Megan felt rage rush through her veins, swell her chest. These people could have killed Bibi as carelessly as they’d swat a fly or step on an anthill.
“You could have killed my grandmother,” Megan said.
Barbara nodded. “We could have, but she’s still alive.” Her ponytail swung with her head, forming an arc. “So now your only choice is to become one of us.”
The threat hung there, as potent as if she’d said it aloud.
Megan said, “And Dillon?”
Barbara was silent, but in that flash of a second, Megan saw regret in her eyes. Regret because they planned to kill him too. Maybe both of them.
Plant evidence connecting him to two murders. Have him die while killing a third person—murder suicide, perhaps. No more evidence. Smart.
“I’m assuming you have Martine’s phone? That you’re going to plant that with Dillon as well?”
Barbara pulled a phone out of her pocket. “See, you are smart.” She glanced around the tent. “We don’t have a lot of time. Here’s what we’re going to do since I no longer trust you to cooperate. Dillon, you’re going to drag Megan out by the lake. You need to make it look real. You can try to drown her or hit her with a stone…something believable. Megan, you’re going to play along.”
Megan knew once they got out there and staged a struggle, it would be bye-bye for both of them.
“Get up.” Xavier pulled her to her feet. “Let’s go.”

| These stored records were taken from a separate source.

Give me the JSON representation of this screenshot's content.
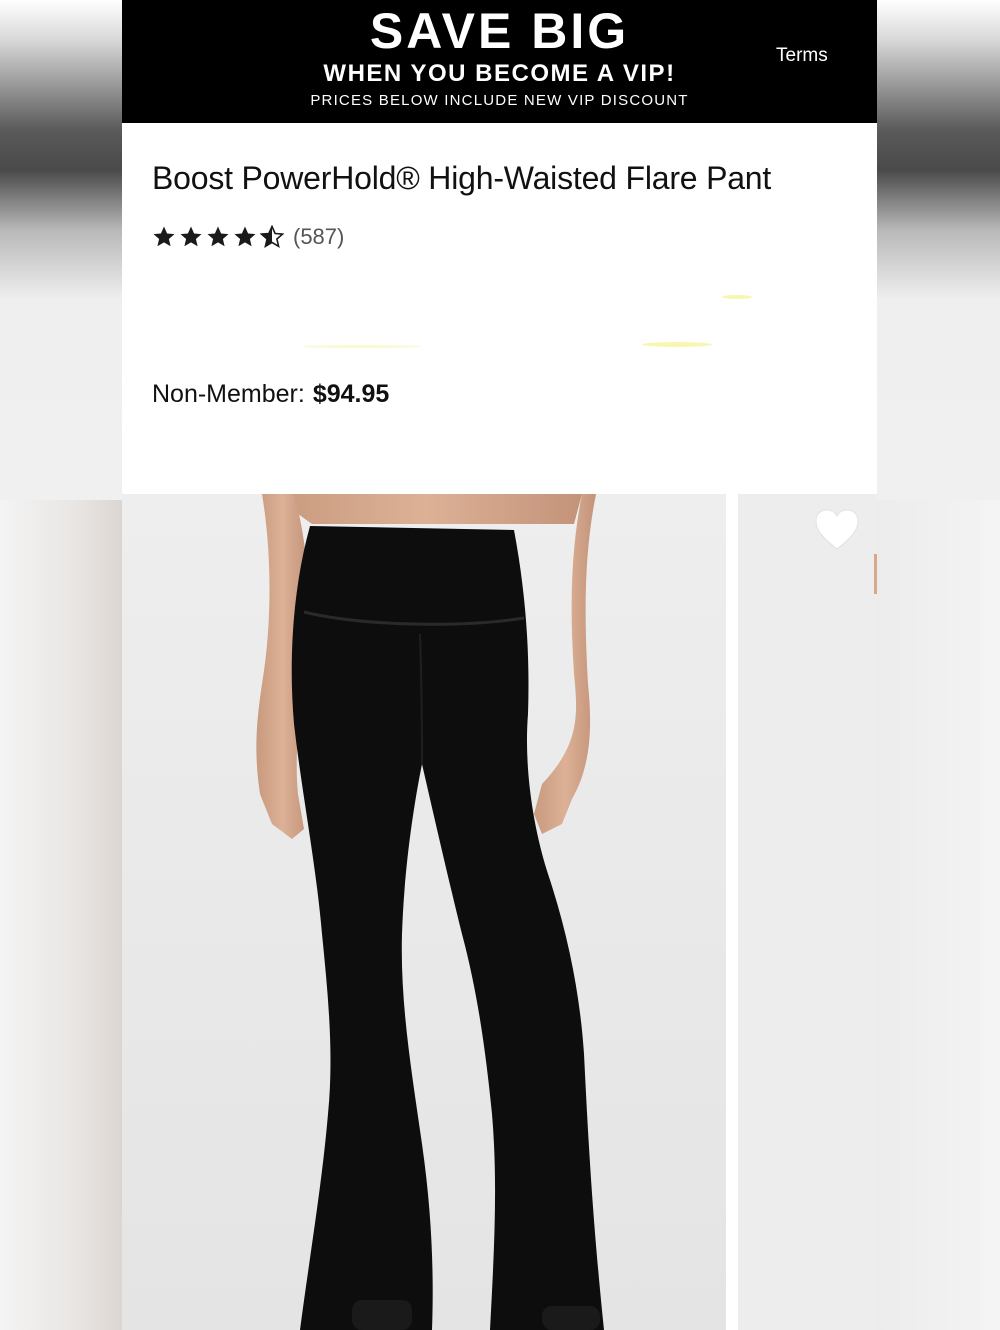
{
  "banner": {
    "headline": "SAVE BIG",
    "subheadline": "WHEN YOU BECOME A VIP!",
    "note": "PRICES BELOW INCLUDE NEW VIP DISCOUNT",
    "terms_label": "Terms"
  },
  "product": {
    "title": "Boost PowerHold® High-Waisted Flare Pant",
    "rating": 4.5,
    "rating_max": 5,
    "review_count": "(587)",
    "price_label": "Non-Member:",
    "price": "$94.95"
  },
  "gallery": {
    "favorite_icon": "heart-icon"
  },
  "colors": {
    "banner_bg": "#000000",
    "banner_text": "#ffffff",
    "star": "#1a1a1a",
    "image_bg": "#ebebeb"
  }
}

Barbara was pushing Dillon back out of the tent. Megan tried to catch his eye, but the boy was staring down at the ground. His gaze flicked toward her, but only for a second, before aiming at the ground again.
That’s when Megan saw it. The rock they must have used to hammer in the tent spikes. It was holding back part of the tent rain hood now. Dillon’s eyes flicked toward it, and Megan realized he’d seen it too.

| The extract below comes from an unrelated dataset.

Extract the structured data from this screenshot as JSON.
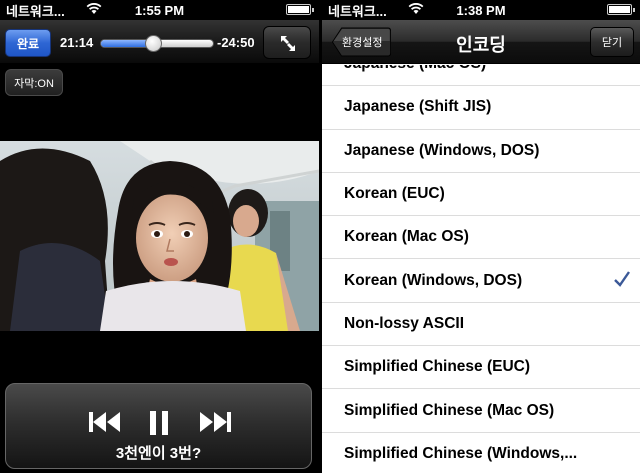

Barbara shoved Dillon onto the ground outside of the tent. She was a wiry woman, but athletic and strong. Xavier was behind Megan, urging her out. The rain had begun again in earnest this time. As Megan bent down to go through the tent opening, her phone started to ring. Her initial feeling was disappointment—her attempts to call someone had been unsuccessful—but the sound seemed to catch Xavier off guard.